AI Is More Human Than You Think
AI agents make the same cognitive mistakes humans do. Not as a metaphor — as a literal description of how transformer attention mechanisms behave under real conditions.
Once you see this, the way you build AI systems changes fundamentally.
The Failure Catalog
Forgetting. Context windows are bounded. An agent working through a long session loses access to information from the beginning — exactly like human working memory. The difference: human memory degrades gradually. Transformer attention degrades discontinuously when the context limit is reached.
Practical consequence: never assume an agent “remembers” what happened at the start of a long session. Persist important state explicitly.
Skimming. Transformer attention is not uniform. Long documents get processed with uneven attention — some sections get full focus, others are effectively skipped. The agent “reads” 207 lines but retains maybe 60. It does not know this is happening.
This is why partial document reads cause downstream errors. The agent is not lazy — it literally does not perceive that it skipped a section.
Getting sloppy under load. Longer contexts correlate with lower accuracy — roughly 15-25% degradation at context lengths above 50K tokens. The model is doing more work to maintain coherence across a larger input. Quality drops.
Doubling down. When a model makes an error and is then asked to review its own output, it tends to confirm the error. The previous (wrong) answer is now part of the context — the model produces outputs consistent with what it already generated. This is not stubbornness; it is the attention mechanism preferring internal consistency.
Monotony degradation. Long generation sequences produce worse output than shorter ones. The model’s ability to maintain quality over an extended response decreases as generation length increases. Novelty drops, repetition increases, logical coherence weakens.
Why This Is the Right Mental Model
If you think of AI agents as precise, reliable machines that occasionally malfunction, you will be surprised by failures and unsure how to prevent them.
If you think of AI agents as fast, capable collaborators with specific, predictable cognitive limitations — the same limitations humans have, just in different proportions — you can build systems that account for them.
Human developers forget requirements. They skim documentation. They make more mistakes when tired. They defend their own code in code review. AI agents do all of this, on a compressed timescale, with different failure thresholds.
The question is not “how do I get the agent to not make mistakes?” The answer to that question is: you cannot. The question is “what architecture compensates for predictable mistakes?”
The Architecture Response
Error budget, not zero-defect assumption.

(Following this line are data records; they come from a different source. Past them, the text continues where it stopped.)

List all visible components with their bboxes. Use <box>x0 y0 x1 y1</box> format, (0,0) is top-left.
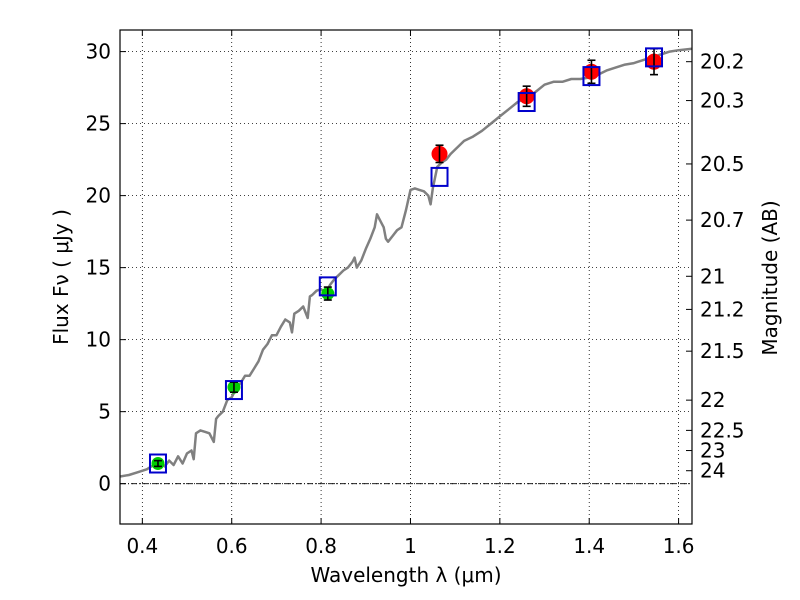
y-tick-label: 10 <box>86 328 111 352</box>
ticks: 0.4 0.6 0.8 1 1.2 1.4 1.6 0 5 10 15 20 25 30 20.2 20.3 2… <box>86 30 745 558</box>
x-tick-label: 0.8 <box>305 534 337 558</box>
model-photometry-marker <box>224 380 243 401</box>
y-tick-label: 25 <box>86 112 111 136</box>
right-tick-label: 21.5 <box>700 339 745 363</box>
model-spectrum-line <box>120 47 692 478</box>
y-tick-label: 5 <box>98 400 111 424</box>
right-tick-label: 22 <box>700 388 725 412</box>
x-tick-label: 1.4 <box>573 534 605 558</box>
y-axis-label: Flux Fν ( μJy ) <box>49 209 73 345</box>
model-photometry-marker <box>582 66 601 87</box>
x-tick-label: 1 <box>404 534 417 558</box>
y-tick-label: 30 <box>86 40 111 64</box>
right-tick-label: 21.2 <box>700 297 745 321</box>
model-photometry-marker <box>430 166 449 187</box>
data-layer <box>120 47 692 478</box>
y-tick-label: 20 <box>86 184 111 208</box>
model-photometry-marker <box>645 47 664 68</box>
right-tick-label: 20.3 <box>700 89 745 113</box>
x-tick-label: 1.2 <box>484 534 516 558</box>
right-tick-label: 20.2 <box>700 50 745 74</box>
right-axis-label: Magnitude (AB) <box>758 200 782 355</box>
model-photometry-marker <box>148 453 167 474</box>
y-tick-label: 15 <box>86 256 111 280</box>
right-tick-label: 22.5 <box>700 418 745 442</box>
x-tick-label: 1.6 <box>663 534 695 558</box>
x-tick-label: 0.4 <box>126 534 158 558</box>
x-tick-label: 0.6 <box>216 534 248 558</box>
plot-frame <box>119 29 693 525</box>
x-axis-label: Wavelength λ (μm) <box>310 563 501 587</box>
right-tick-label: 20.5 <box>700 152 745 176</box>
y-tick-label: 0 <box>98 472 111 496</box>
right-tick-label: 20.7 <box>700 208 745 232</box>
right-tick-label: 21 <box>700 264 725 288</box>
right-tick-label: 23 <box>700 439 725 463</box>
model-photometry-marker <box>318 276 337 297</box>
grid <box>120 30 692 524</box>
model-photometry-marker <box>517 92 536 113</box>
right-tick-label: 24 <box>700 459 725 483</box>
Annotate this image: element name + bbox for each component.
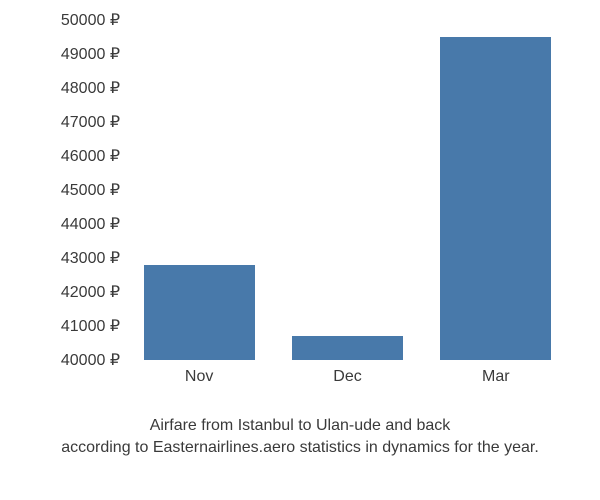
- y-tick-label: 46000 ₽: [30, 146, 120, 166]
- y-tick-label: 49000 ₽: [30, 44, 120, 64]
- y-tick-label: 50000 ₽: [30, 10, 120, 30]
- caption-line-2: according to Easternairlines.aero statis…: [61, 439, 539, 456]
- plot-area: [125, 20, 570, 360]
- bar: [440, 37, 551, 360]
- y-tick-label: 41000 ₽: [30, 316, 120, 336]
- y-tick-label: 40000 ₽: [30, 350, 120, 370]
- y-tick-label: 43000 ₽: [30, 248, 120, 268]
- caption-line-1: Airfare from Istanbul to Ulan-ude and ba…: [150, 417, 451, 434]
- y-tick-label: 48000 ₽: [30, 78, 120, 98]
- chart-container: 40000 ₽ 41000 ₽ 42000 ₽ 43000 ₽ 44000 ₽ 45000…: [30, 20, 570, 400]
- y-tick-label: 47000 ₽: [30, 112, 120, 132]
- bar: [144, 265, 255, 360]
- y-tick-label: 45000 ₽: [30, 180, 120, 200]
- y-tick-label: 44000 ₽: [30, 214, 120, 234]
- x-tick-label: Mar: [482, 368, 510, 386]
- chart-caption: Airfare from Istanbul to Ulan-ude and ba…: [0, 415, 600, 460]
- bar: [292, 336, 403, 360]
- x-tick-label: Dec: [333, 368, 361, 386]
- y-tick-label: 42000 ₽: [30, 282, 120, 302]
- x-tick-label: Nov: [185, 368, 213, 386]
- y-axis: 40000 ₽41000 ₽42000 ₽43000 ₽44000 ₽45000…: [30, 20, 120, 360]
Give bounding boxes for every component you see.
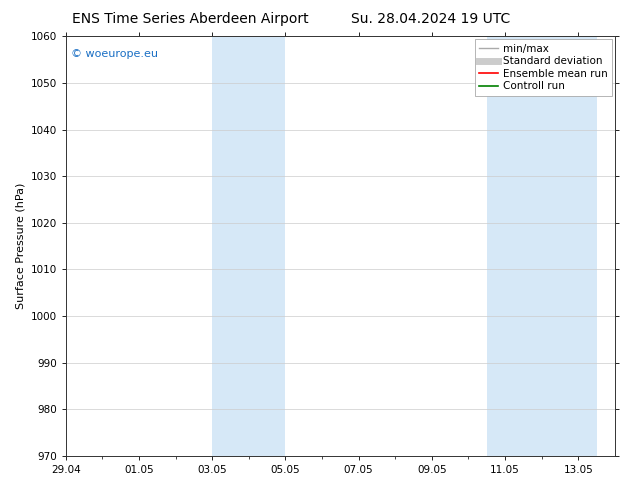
Text: ENS Time Series Aberdeen Airport: ENS Time Series Aberdeen Airport xyxy=(72,12,309,26)
Text: © woeurope.eu: © woeurope.eu xyxy=(71,49,158,59)
Bar xyxy=(212,36,285,456)
Y-axis label: Surface Pressure (hPa): Surface Pressure (hPa) xyxy=(15,183,25,309)
Text: Su. 28.04.2024 19 UTC: Su. 28.04.2024 19 UTC xyxy=(351,12,511,26)
Bar xyxy=(487,36,597,456)
Legend: min/max, Standard deviation, Ensemble mean run, Controll run: min/max, Standard deviation, Ensemble me… xyxy=(475,39,612,96)
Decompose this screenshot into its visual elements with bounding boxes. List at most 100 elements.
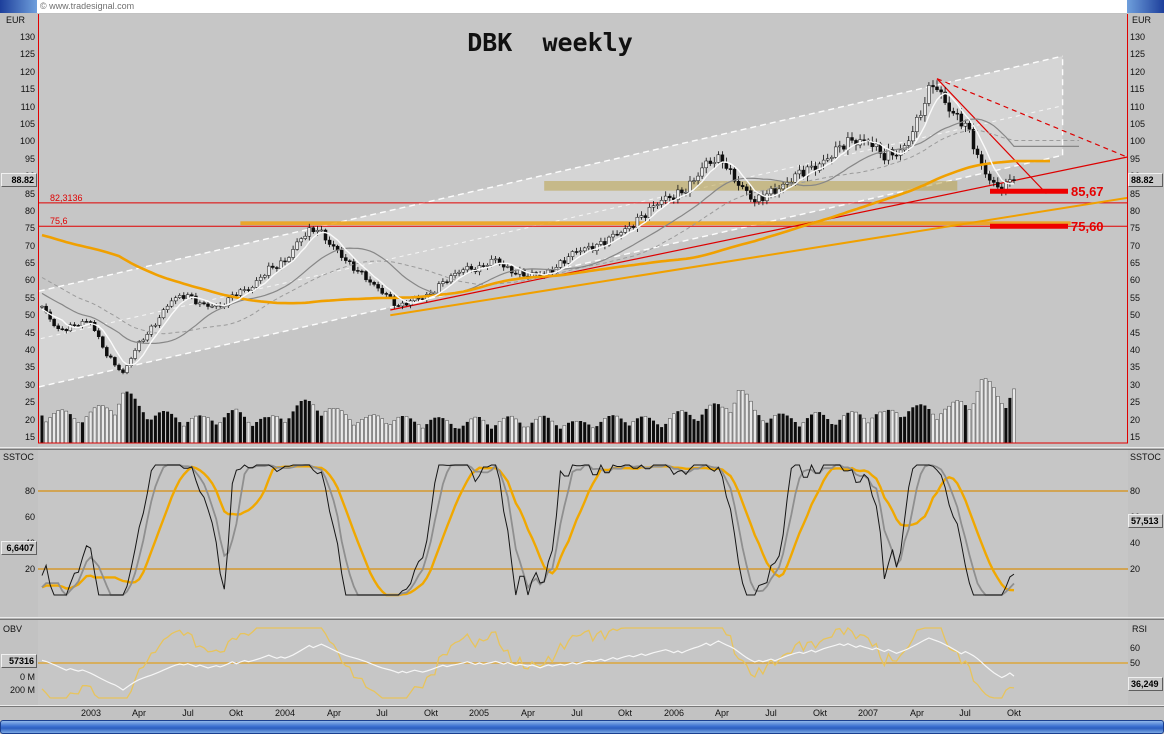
obv-value-box: 57316: [1, 654, 37, 668]
axis-tick-label: 20: [1130, 414, 1141, 425]
axis-tick-label: 30: [24, 379, 35, 390]
time-axis-label: Apr: [714, 708, 730, 718]
axis-tick-label: 60: [24, 512, 35, 522]
axis-tick-label: 15: [1130, 432, 1141, 442]
axis-tick-label: 60: [24, 275, 35, 286]
axis-tick-label: 20: [1130, 564, 1141, 574]
sstoc-value-box-right: 57,513: [1128, 514, 1163, 528]
axis-tick-label: 200 M: [9, 685, 35, 695]
time-axis-label: Okt: [1006, 708, 1022, 718]
time-axis-label: Okt: [423, 708, 439, 718]
axis-tick-label: 125: [1130, 49, 1146, 60]
time-axis-label: Okt: [228, 708, 244, 718]
chart-title: DBK weekly: [467, 28, 633, 57]
axis-tick-label: 80: [24, 205, 35, 216]
top-strip: [0, 0, 1164, 13]
axis-tick-label: 100: [1130, 136, 1146, 147]
panel-separator-3: [0, 705, 1164, 707]
axis-tick-label: 80: [24, 486, 35, 496]
price-marker-label-85: 85,67: [1071, 184, 1104, 199]
time-axis-label: Jul: [376, 708, 388, 718]
axis-tick-label: 75: [24, 223, 35, 234]
axis-tick-label: 45: [24, 327, 35, 338]
axis-tick-label: 40: [1130, 345, 1141, 356]
obv-axis-label: OBV: [3, 624, 23, 634]
price-axis-unit-right: EUR: [1132, 15, 1152, 25]
axis-tick-label: 20: [24, 564, 35, 574]
axis-tick-label: 40: [24, 345, 35, 356]
time-axis-label: Apr: [909, 708, 925, 718]
axis-tick-label: 55: [24, 292, 35, 303]
axis-tick-label: 30: [1130, 379, 1141, 390]
axis-tick-label: 105: [19, 118, 35, 129]
axis-tick-label: 50: [1130, 658, 1141, 668]
axis-tick-label: 35: [1130, 362, 1141, 373]
axis-tick-label: 15: [24, 432, 35, 442]
top-right-corner-decoration: [1127, 0, 1164, 13]
axis-tick-label: 40: [1130, 538, 1141, 548]
axis-tick-label: 20: [24, 414, 35, 425]
axis-tick-label: 130: [1130, 32, 1146, 42]
axis-tick-label: 0 M: [19, 672, 35, 682]
axis-tick-label: 45: [1130, 327, 1141, 338]
time-axis-label: Okt: [812, 708, 828, 718]
time-axis-label: 2003: [80, 708, 102, 718]
axis-tick-label: 80: [1130, 205, 1141, 216]
hline-label-82: 82,3136: [50, 193, 83, 203]
last-price-box-left: 88.82: [1, 173, 37, 187]
rsi-axis-label: RSI: [1132, 624, 1148, 634]
axis-tick-label: 95: [24, 153, 35, 164]
panel-separator-1: [0, 447, 1164, 450]
rsi-value-box: 36,249: [1128, 677, 1163, 691]
time-axis-label: Okt: [617, 708, 633, 718]
axis-tick-label: 65: [1130, 258, 1141, 269]
top-left-corner-decoration: [0, 0, 37, 13]
time-axis-label: 2007: [857, 708, 879, 718]
price-axis-unit-left: EUR: [6, 15, 26, 25]
time-axis-label: Apr: [131, 708, 147, 718]
time-axis-label: Apr: [326, 708, 342, 718]
time-axis-label: Jul: [182, 708, 194, 718]
axis-tick-label: 130: [19, 32, 35, 42]
stochastic-chart: [38, 450, 1128, 617]
time-axis-label: 2004: [274, 708, 296, 718]
time-axis-label: Jul: [571, 708, 583, 718]
axis-tick-label: 65: [24, 258, 35, 269]
axis-tick-label: 100: [19, 136, 35, 147]
axis-tick-label: 95: [1130, 153, 1141, 164]
axis-tick-label: 120: [19, 66, 35, 77]
time-axis-label: Jul: [765, 708, 777, 718]
price-chart: [38, 14, 1128, 447]
last-price-box-right: 88.82: [1128, 173, 1163, 187]
axis-tick-label: 50: [24, 310, 35, 321]
obv-rsi-chart: [38, 620, 1128, 705]
axis-tick-label: 70: [24, 240, 35, 251]
axis-tick-label: 70: [1130, 240, 1141, 251]
axis-tick-label: 105: [1130, 118, 1146, 129]
axis-tick-label: 60: [1130, 643, 1141, 653]
sstoc-axis-label-left: SSTOC: [3, 452, 34, 462]
axis-tick-label: 115: [1130, 84, 1145, 95]
panel-separator-2: [0, 617, 1164, 620]
axis-tick-label: 75: [1130, 223, 1141, 234]
time-axis-label: Apr: [520, 708, 536, 718]
axis-tick-label: 60: [1130, 275, 1141, 286]
axis-tick-label: 120: [1130, 66, 1146, 77]
copyright-text: © www.tradesignal.com: [40, 1, 135, 11]
axis-tick-label: 25: [24, 397, 35, 408]
axis-tick-label: 35: [24, 362, 35, 373]
axis-tick-label: 55: [1130, 292, 1141, 303]
axis-tick-label: 85: [1130, 188, 1141, 199]
axis-tick-label: 25: [1130, 397, 1141, 408]
axis-tick-label: 50: [1130, 310, 1141, 321]
axis-tick-label: 110: [1130, 101, 1145, 112]
axis-tick-label: 80: [1130, 486, 1141, 496]
time-axis-label: Jul: [959, 708, 971, 718]
time-axis-label: 2005: [468, 708, 490, 718]
horizontal-scrollbar[interactable]: [0, 720, 1164, 734]
sstoc-axis-label-right: SSTOC: [1130, 452, 1161, 462]
axis-tick-label: 110: [20, 101, 35, 112]
axis-tick-label: 85: [24, 188, 35, 199]
axis-tick-label: 125: [19, 49, 35, 60]
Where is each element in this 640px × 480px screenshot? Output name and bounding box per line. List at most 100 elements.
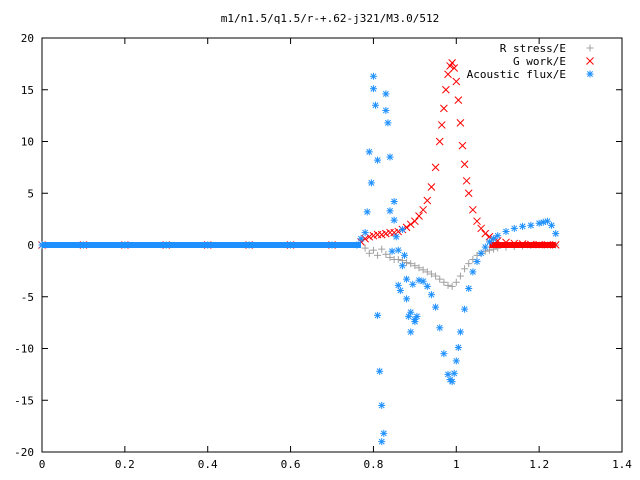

Design for a known defect rate. If an agent has 95% accuracy per task, a pipeline of 5 agents has a joint accuracy of 77%. Plan for that. Build verification steps.
Multi-layer review.
AI generates → Quality agent reviews → Smoke tests verify → Human checks edge cases. Each layer catches different failure modes. No single layer catches everything.
The agent that wrote the code cannot reliably audit the code. The attention mechanism is biased toward the choices it already made. A separate review agent — with no knowledge of how the code was written — catches errors the author cannot see.
Explicit state persistence.
Do not rely on the agent “remembering” critical context. Write it down. Commit it to files. Read it at the start of each session. The agent’s memory is not persistent — your file system is.
Short contexts where possible.
A task that fits in 10K tokens is more reliably executed than the same task in 100K tokens. Break large tasks into bounded sessions. Accept handoff overhead as the price of reliability.
Specific feedback, not general correction.
“This is wrong, try again” is the worst prompt for a system with an attention bias toward its previous output. “The channel name should be kg_update, not kg_updates — fix only this and nothing else” gives the model a specific target without triggering the consistency-preservation instinct.
The Right Division of Labor
AI generates first drafts and executes known patterns at speed. It is excellent at this — faster and cheaper than human developers for implementation work.
Humans make decisions that require judgment: is this the right architecture? Does this match what users actually need? Is the product direction correct? AI can inform these decisions, but it cannot make them.
The system that works: AI handles volume and speed, humans handle judgment and direction, automated checks handle verification. Together, they produce reliability that neither could achieve alone.
The system that fails: AI running without human review, or humans doing implementation work that AI could do faster and cheaper. Both are waste.
Error budget thinking applied to AI: accept that agents will make mistakes, design the pipeline so those mistakes are caught before they reach production, and get out of the way for everything that does not require judgment.
That is not a limitation to work around. That is the whole model.